After recent updating (OS X and iPhoto) I have encountered a problem with Export in the File menu of iPhoto. Whenever I select Export, iPhoto crashes and a Problem Report is generated. All other functions seem to be OK. Can anyone offer suggestions about a fix?
MBP mid-2009
OS 10.8.2
iPhoto ’11 9.4

Thanks.


----------



## broad (Jun 2, 2009)

grab the iphoto update again from the apple website as opposed to software update


----------



## Kleles (Jul 21, 2009)

I looked at the Apple site but could not find where I would be able to download iPhoto again.


----------



## Kleles (Jul 21, 2009)

Problem solved: I got an iPhoto update notice when I visited the app store. 'Export' works as it should now.


----------



## crawford (Oct 8, 2005)

I was having the same problem and assumed it was the Flickr plug-in that was incompatible with ML.

I just noticed that I'm on version 9.3.2, which did not come from the app store. Should I install version 9.4? If I do that from the app store, will it over-write my current version?


----------



## Kleles (Jul 21, 2009)

crawford said:


> I was having the same problem and assumed it was the Flickr plug-in that was incompatible with ML.
> 
> I just noticed that I'm on version 9.3.2, which did not come from the app store. Should I install version 9.4? If I do that from the app store, will it over-write my current version?
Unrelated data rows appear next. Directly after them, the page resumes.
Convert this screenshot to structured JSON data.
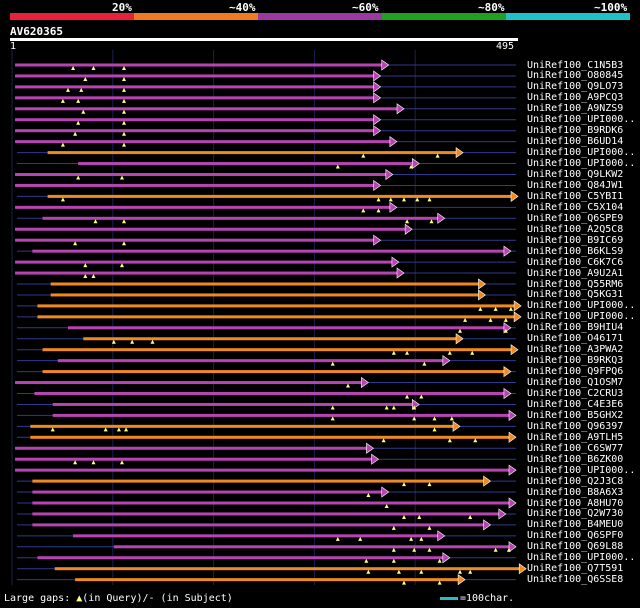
{
  "scale": {
    "segments": [
      {
        "label": "20%",
        "color": "#e8203a"
      },
      {
        "label": "~40%",
        "color": "#f07a22"
      },
      {
        "label": "~60%",
        "color": "#9a3aa0"
      },
      {
        "label": "~80%",
        "color": "#20a020"
      },
      {
        "label": "~100%",
        "color": "#20c0c8"
      }
    ]
  },
  "query": {
    "name": "AV620365",
    "start": "1",
    "end": "495",
    "length": 495
  },
  "colors": {
    "purple": "#b844b4",
    "orange": "#f08a20",
    "gap": "#303a90",
    "marker": "#ffff80"
  },
  "hits": [
    {
      "label": "UniRef100_C1N5B3",
      "color": "purple",
      "s": 3,
      "e": 370,
      "m": [
        60,
        80,
        110
      ]
    },
    {
      "label": "UniRef100_O80845",
      "color": "purple",
      "s": 3,
      "e": 362,
      "m": [
        72,
        110
      ]
    },
    {
      "label": "UniRef100_Q9LO73",
      "color": "purple",
      "s": 3,
      "e": 362,
      "m": [
        55,
        68,
        110
      ]
    },
    {
      "label": "UniRef100_A9PCQ3",
      "color": "purple",
      "s": 3,
      "e": 362,
      "m": [
        50,
        65,
        110
      ]
    },
    {
      "label": "UniRef100_A9NZS9",
      "color": "purple",
      "s": 3,
      "e": 385,
      "m": [
        70,
        110
      ]
    },
    {
      "label": "UniRef100_UPI000..",
      "color": "purple",
      "s": 3,
      "e": 362,
      "m": [
        65,
        110
      ]
    },
    {
      "label": "UniRef100_B9RDK6",
      "color": "purple",
      "s": 3,
      "e": 362,
      "m": [
        62,
        110
      ]
    },
    {
      "label": "UniRef100_B6UD14",
      "color": "purple",
      "s": 3,
      "e": 378,
      "m": [
        50,
        110
      ]
    },
    {
      "label": "UniRef100_UPI000..",
      "color": "orange",
      "s": 35,
      "e": 443,
      "m": [
        345,
        418
      ]
    },
    {
      "label": "UniRef100_UPI000..",
      "color": "purple",
      "s": 65,
      "e": 400,
      "m": [
        320,
        392
      ]
    },
    {
      "label": "UniRef100_Q9LKW2",
      "color": "purple",
      "s": 3,
      "e": 374,
      "m": [
        65,
        108
      ]
    },
    {
      "label": "UniRef100_Q84JW1",
      "color": "purple",
      "s": 3,
      "e": 362,
      "m": []
    },
    {
      "label": "UniRef100_C5YBI1",
      "color": "orange",
      "s": 35,
      "e": 497,
      "m": [
        50,
        360,
        372,
        385,
        398,
        410
      ]
    },
    {
      "label": "UniRef100_C5X104",
      "color": "purple",
      "s": 3,
      "e": 378,
      "m": [
        345,
        360
      ]
    },
    {
      "label": "UniRef100_Q6SPE9",
      "color": "purple",
      "s": 30,
      "e": 425,
      "m": [
        82,
        110,
        388,
        412
      ]
    },
    {
      "label": "UniRef100_A2Q5C8",
      "color": "purple",
      "s": 3,
      "e": 393,
      "m": []
    },
    {
      "label": "UniRef100_B9IC69",
      "color": "purple",
      "s": 3,
      "e": 362,
      "m": [
        62,
        110
      ]
    },
    {
      "label": "UniRef100_B6KLS9",
      "color": "purple",
      "s": 20,
      "e": 490,
      "m": []
    },
    {
      "label": "UniRef100_C6K7C6",
      "color": "purple",
      "s": 3,
      "e": 380,
      "m": [
        72,
        108
      ]
    },
    {
      "label": "UniRef100_A9U2A1",
      "color": "purple",
      "s": 3,
      "e": 385,
      "m": [
        72,
        80
      ]
    },
    {
      "label": "UniRef100_Q55RM6",
      "color": "orange",
      "s": 38,
      "e": 465,
      "m": []
    },
    {
      "label": "UniRef100_Q5KG31",
      "color": "orange",
      "s": 38,
      "e": 465,
      "m": []
    },
    {
      "label": "UniRef100_UPI000..",
      "color": "orange",
      "s": 25,
      "e": 500,
      "m": [
        460,
        475,
        490
      ]
    },
    {
      "label": "UniRef100_UPI000..",
      "color": "orange",
      "s": 25,
      "e": 500,
      "m": [
        445,
        470,
        485
      ]
    },
    {
      "label": "UniRef100_B9HIU4",
      "color": "purple",
      "s": 55,
      "e": 490,
      "m": [
        440,
        485
      ]
    },
    {
      "label": "UniRef100_O46171",
      "color": "orange",
      "s": 70,
      "e": 443,
      "m": [
        100,
        118,
        138
      ]
    },
    {
      "label": "UniRef100_A3PWA2",
      "color": "orange",
      "s": 30,
      "e": 497,
      "m": [
        375,
        388,
        430,
        452
      ]
    },
    {
      "label": "UniRef100_B9RKQ3",
      "color": "purple",
      "s": 45,
      "e": 430,
      "m": [
        315,
        405
      ]
    },
    {
      "label": "UniRef100_Q9FPQ6",
      "color": "orange",
      "s": 30,
      "e": 490,
      "m": []
    },
    {
      "label": "UniRef100_Q1OSM7",
      "color": "purple",
      "s": 3,
      "e": 350,
      "m": [
        330
      ]
    },
    {
      "label": "UniRef100_C2CRU3",
      "color": "purple",
      "s": 22,
      "e": 490,
      "m": [
        388,
        402
      ]
    },
    {
      "label": "UniRef100_C4E3E6",
      "color": "purple",
      "s": 40,
      "e": 400,
      "m": [
        315,
        368,
        375,
        395
      ]
    },
    {
      "label": "UniRef100_B5GHX2",
      "color": "purple",
      "s": 40,
      "e": 495,
      "m": [
        315,
        395,
        415,
        432
      ]
    },
    {
      "label": "UniRef100_Q96397",
      "color": "orange",
      "s": 18,
      "e": 440,
      "m": [
        40,
        92,
        105,
        112,
        415
      ]
    },
    {
      "label": "UniRef100_A9TLH5",
      "color": "orange",
      "s": 18,
      "e": 495,
      "m": [
        365,
        430,
        455
      ]
    },
    {
      "label": "UniRef100_C6SW77",
      "color": "purple",
      "s": 3,
      "e": 355,
      "m": []
    },
    {
      "label": "UniRef100_B6ZK00",
      "color": "purple",
      "s": 3,
      "e": 360,
      "m": [
        62,
        80,
        108
      ]
    },
    {
      "label": "UniRef100_UPI000..",
      "color": "purple",
      "s": 3,
      "e": 495,
      "m": []
    },
    {
      "label": "UniRef100_Q2J3C8",
      "color": "orange",
      "s": 20,
      "e": 470,
      "m": [
        385,
        410
      ]
    },
    {
      "label": "UniRef100_B8A6X3",
      "color": "purple",
      "s": 20,
      "e": 370,
      "m": [
        350
      ]
    },
    {
      "label": "UniRef100_A8HU70",
      "color": "purple",
      "s": 20,
      "e": 495,
      "m": [
        368
      ]
    },
    {
      "label": "UniRef100_Q2W730",
      "color": "purple",
      "s": 20,
      "e": 485,
      "m": [
        385,
        400,
        450
      ]
    },
    {
      "label": "UniRef100_B4MEU0",
      "color": "purple",
      "s": 20,
      "e": 470,
      "m": [
        375,
        410
      ]
    },
    {
      "label": "UniRef100_Q6SPF0",
      "color": "purple",
      "s": 60,
      "e": 425,
      "m": [
        320,
        342,
        392,
        402
      ]
    },
    {
      "label": "UniRef100_Q69L88",
      "color": "purple",
      "s": 100,
      "e": 495,
      "m": [
        375,
        395,
        410,
        475,
        488
      ]
    },
    {
      "label": "UniRef100_UPI000..",
      "color": "purple",
      "s": 25,
      "e": 430,
      "m": [
        348,
        375,
        420
      ]
    },
    {
      "label": "UniRef100_Q7T591",
      "color": "orange",
      "s": 42,
      "e": 505,
      "m": [
        350,
        380,
        402,
        440,
        450
      ]
    },
    {
      "label": "UniRef100_Q6SSE8",
      "color": "orange",
      "s": 62,
      "e": 445,
      "m": [
        385,
        420
      ]
    }
  ],
  "legend": {
    "prefix": "Large gaps: ",
    "tri": "▲",
    "middle": "(in Query)/- (in Subject)",
    "scale_text": "=100char."
  }
}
I'm now using iPhoto 9.4.1. I was using 9.3.x when I got an update notice. I updated to 9.4 and that's when Export caused iPhoto to crash. Yesterday I got another update notice, which specifically mentioned corrected the Export crashes. iPhoto 9.4.1 works well.

I'm surprised that you did not get update notices. Have you gone to the app store, or selected software update from the Apple menu.

When the update is downloaded, it installs itself, overwriting the previous version.


----------